Depuis ce point de départ, peuvent être pensés tous les actes réalisés, en tant qu’ils couvrent un immense champ séméiologique, depuis l’expression et l’accompagnement de l’acte mental par des actions diverses, l’action faisant alors suite aux actes de pensée, jusqu’à la contrainte à agir en lieu et place de la mentalisation, donc avant celle-ci, comme tentative d’échapper à la mentalisation mais aussi de récupérer celle manquante par le biais de l’acte. Le passage à l’acte est aussi un passage par l’acte, avec répétition d’actes, compulsion à agir, jusqu’aux actes stéréotypiques et auto-calmants, etc. Tous ces actes sont évidemment des signes d’une défaillance des actes de mentalisation, parfois des symptômes qui traduisent des actes psychiques régressifs avec une tentative de tenir lieu d’acte mental, de se substituer à lui ; mais bien souvent, ils sont l’ultime tentative de récupérer l’acte mental qui fait défaut par un acte agi dans la réalité externe, un succédané dans l’attente d’une mentalisation plus élaborée à venir, espérée. Ainsi l’acte est-il aussi une façon de s’accrocher et de se retenir par la motricité à une réalité matérielle, le corps inclus, contrant les tendances désorganisatrices et réductrices ; donc un compromis afin de ne pas sombrer dans sa propre disparition psychique. Parfois, les actes prennent une valeur de survie. Certains cas extrêmes de crimes rendent visibles leur valeur de retenue anti-suicidaire ; et même le suicide, cet acte de « couper soi » contient l’espoir d’arrêter cet éprouvé de disparition et cette impasse à mentaliser.
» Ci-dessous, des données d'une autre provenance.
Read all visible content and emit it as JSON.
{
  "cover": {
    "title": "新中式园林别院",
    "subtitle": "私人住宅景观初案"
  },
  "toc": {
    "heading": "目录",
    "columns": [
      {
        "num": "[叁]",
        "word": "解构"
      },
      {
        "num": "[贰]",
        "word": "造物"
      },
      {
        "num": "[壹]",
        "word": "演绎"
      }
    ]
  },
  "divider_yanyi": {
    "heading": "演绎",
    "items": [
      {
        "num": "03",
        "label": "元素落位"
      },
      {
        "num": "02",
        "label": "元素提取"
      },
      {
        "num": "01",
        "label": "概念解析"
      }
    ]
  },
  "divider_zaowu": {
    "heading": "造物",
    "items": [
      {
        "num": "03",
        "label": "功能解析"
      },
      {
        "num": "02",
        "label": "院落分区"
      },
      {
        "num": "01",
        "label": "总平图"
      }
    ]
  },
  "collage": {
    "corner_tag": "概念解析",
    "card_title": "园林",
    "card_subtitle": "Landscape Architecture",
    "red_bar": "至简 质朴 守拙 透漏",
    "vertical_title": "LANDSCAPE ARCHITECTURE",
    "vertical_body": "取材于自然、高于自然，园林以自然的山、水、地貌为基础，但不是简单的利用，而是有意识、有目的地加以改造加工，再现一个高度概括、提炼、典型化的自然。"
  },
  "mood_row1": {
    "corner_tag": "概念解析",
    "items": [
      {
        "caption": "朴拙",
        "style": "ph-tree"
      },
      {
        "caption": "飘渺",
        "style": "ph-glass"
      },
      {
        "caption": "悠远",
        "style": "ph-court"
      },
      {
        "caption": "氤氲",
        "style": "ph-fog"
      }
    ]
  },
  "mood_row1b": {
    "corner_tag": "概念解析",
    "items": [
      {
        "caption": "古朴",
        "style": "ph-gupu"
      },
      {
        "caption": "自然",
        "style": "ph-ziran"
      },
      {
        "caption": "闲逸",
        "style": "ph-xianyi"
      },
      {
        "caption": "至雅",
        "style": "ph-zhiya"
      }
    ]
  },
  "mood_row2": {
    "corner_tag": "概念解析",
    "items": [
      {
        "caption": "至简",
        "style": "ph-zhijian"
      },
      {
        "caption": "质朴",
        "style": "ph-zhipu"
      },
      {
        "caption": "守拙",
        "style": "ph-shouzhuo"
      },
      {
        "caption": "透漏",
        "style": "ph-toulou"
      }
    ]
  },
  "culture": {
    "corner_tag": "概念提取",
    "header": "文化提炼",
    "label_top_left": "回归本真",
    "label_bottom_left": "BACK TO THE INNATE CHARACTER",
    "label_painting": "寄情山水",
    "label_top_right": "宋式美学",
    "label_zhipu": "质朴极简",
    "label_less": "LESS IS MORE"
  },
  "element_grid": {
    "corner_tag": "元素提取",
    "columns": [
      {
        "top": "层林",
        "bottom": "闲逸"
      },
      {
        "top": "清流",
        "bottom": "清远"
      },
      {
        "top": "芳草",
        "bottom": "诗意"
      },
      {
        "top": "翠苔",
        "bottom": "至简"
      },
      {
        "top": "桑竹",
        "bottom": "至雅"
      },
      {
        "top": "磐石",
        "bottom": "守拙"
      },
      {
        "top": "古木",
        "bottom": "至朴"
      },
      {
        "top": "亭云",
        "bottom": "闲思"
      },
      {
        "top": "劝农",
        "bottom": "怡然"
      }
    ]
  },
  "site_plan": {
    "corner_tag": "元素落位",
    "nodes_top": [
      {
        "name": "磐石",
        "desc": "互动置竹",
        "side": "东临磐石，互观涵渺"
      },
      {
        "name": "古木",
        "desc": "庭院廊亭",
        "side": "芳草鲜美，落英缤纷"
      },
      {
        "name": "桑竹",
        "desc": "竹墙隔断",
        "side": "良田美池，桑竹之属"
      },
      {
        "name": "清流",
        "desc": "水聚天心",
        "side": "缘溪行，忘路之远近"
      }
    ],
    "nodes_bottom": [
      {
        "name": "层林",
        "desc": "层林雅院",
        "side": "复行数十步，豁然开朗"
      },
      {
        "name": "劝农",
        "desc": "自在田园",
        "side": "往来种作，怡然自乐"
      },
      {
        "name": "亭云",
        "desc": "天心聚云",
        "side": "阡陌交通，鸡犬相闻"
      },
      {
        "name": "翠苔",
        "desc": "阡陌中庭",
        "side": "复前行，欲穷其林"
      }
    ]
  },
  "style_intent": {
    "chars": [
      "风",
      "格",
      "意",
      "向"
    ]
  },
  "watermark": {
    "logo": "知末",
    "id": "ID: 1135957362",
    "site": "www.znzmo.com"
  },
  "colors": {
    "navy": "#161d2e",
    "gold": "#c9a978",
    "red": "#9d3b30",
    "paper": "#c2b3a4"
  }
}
Ainsi, toutes nos actions sont en même temps des actes ayant peu ou prou les diverses valeurs que nous venons de décrire. La part d’acte dissimulée dans nos actions volontaires n’est perceptibles que dans un second temps, qu’après coup, lorsque nous nous rendons compte que nos actions étaient surdéterminées par des motions et tendances inconscientes qui nous avaient totalement échappées au moment où nous avions pu les réaliser, croyant connaître nos raisons de les accomplir. Cela rend modeste mais n’invalide en aucune façon lesdites actions, bien au contraire. L’acte d’inhibition des actions rend impossible ce dévoilement après-coup, et stoppe toute évolution.
Une tension existe donc à l’intérieur de tout acte agi et de toute action, entre leur valeur d’action et celle d’acte. Cette double identité d’action-acte est particulièrement engagée dans la sexualité. Si la scène peut être envisagée sous l’angle d’un déploiement d’actions érotiques, la tension qui cherche son achèvement privilégie le terme acte ; on parle d’acte sexuel.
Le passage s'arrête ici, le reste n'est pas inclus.